When Madonna, then just barely famous, auditioned for the title role of 1985’s “Desperately Seeking Susan,” she made it clear to the film’s studio executive, Barbara Boyle, how badly she wanted the part.
“Madonna walked into Barbara’s office, fell on her knees, and said, ‘I’ll do anything to get this part,” the film’s director, Susan Seidelman, writes in her new memoir, “Desperately Seeking Something: A Memoir about Movies, Mothers, and Material Girls,” (St. Martin’s Press, out June 18).
“Barbara responded: ‘Sorry, I’m heterosexual.’ And Madonna replied: ‘How do you know unless you try?’”
The role of Susan, the wild child foil to Rosanna Arquette’s buttoned-up housewife Roberta, was almost a fictionalized version of Madonna herself, then hitting the peak of her early popularity.
“Both Madonna and Susan used their powers of persuasion to get friends and lovers to do what they wanted,” Seidelman writes. “Both were charming con artists who didn’t let you know you were being conned. There was an art to seduction, and Madonna had mastered it.”
After Madonna was cast, she showed her mastery of this art throughout the film’s production, including while auditioning actors for the role of Susan’s punk musician boyfriend, Jim.

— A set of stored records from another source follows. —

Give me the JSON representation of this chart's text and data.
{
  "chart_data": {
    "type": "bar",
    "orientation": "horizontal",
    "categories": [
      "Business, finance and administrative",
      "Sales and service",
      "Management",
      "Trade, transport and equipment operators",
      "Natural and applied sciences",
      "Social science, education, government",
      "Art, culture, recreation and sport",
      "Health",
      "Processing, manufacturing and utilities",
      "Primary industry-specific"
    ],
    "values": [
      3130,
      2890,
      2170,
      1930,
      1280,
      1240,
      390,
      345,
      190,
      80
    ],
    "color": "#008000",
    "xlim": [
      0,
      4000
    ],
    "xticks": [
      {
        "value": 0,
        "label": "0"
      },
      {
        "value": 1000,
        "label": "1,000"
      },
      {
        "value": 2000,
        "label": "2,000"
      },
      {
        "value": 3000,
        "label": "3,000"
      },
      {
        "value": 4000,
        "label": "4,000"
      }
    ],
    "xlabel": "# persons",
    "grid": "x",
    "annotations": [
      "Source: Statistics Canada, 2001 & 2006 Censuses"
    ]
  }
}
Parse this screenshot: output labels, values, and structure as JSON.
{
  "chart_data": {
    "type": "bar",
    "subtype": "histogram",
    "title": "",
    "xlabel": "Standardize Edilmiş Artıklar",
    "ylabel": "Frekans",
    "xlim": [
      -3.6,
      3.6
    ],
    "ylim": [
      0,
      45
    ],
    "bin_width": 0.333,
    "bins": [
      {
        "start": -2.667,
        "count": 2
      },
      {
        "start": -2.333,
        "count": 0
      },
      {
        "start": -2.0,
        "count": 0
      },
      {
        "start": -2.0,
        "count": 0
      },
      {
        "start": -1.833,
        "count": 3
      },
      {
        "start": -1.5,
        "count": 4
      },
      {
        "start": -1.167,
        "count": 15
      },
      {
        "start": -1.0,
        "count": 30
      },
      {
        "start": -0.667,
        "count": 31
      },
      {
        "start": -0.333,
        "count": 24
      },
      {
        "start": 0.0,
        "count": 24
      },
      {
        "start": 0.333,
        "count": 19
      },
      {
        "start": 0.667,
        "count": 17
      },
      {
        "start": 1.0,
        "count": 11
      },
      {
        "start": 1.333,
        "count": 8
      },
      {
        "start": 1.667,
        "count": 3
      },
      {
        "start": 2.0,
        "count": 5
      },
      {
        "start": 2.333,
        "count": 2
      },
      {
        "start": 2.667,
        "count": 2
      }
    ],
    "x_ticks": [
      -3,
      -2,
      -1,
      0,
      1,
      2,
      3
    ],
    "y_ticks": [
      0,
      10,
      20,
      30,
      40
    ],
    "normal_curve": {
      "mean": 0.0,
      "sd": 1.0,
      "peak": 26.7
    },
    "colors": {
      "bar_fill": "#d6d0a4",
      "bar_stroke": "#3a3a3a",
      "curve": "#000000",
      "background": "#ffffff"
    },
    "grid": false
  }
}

“Some of the auditions got pretty steamy,” Seidelman writes. “There was a dialogue scene that called for a kiss, and the next thing I knew the actors were down on the floor, making out. The casting directors and I watched with dropped jaws.”
During the eight-week shoot for “Desperately Seeking Susan,” Madonna jumped from aspiring singer to global sensation thanks to the impending release of her album “Like a Virgin,” and the film was a critical and commercial success.
But while Seidelman had a great experience working with the soon-to-be-superstar, she also understood the potential pitfalls of that relationship.
Offered the chance to direct the star’s flop follow-up, 1986’s “Shanghai Surprise,” a film that found Madonna co-starring with then-husband Sean Penn, she wisely turned it down.
“Both had strong personalities,” writes Seidelman, who went on to help movies such as “She-Devil” and “Making Mr. Right”, “and as a newlywed power duo, they would probably make their director quiver.”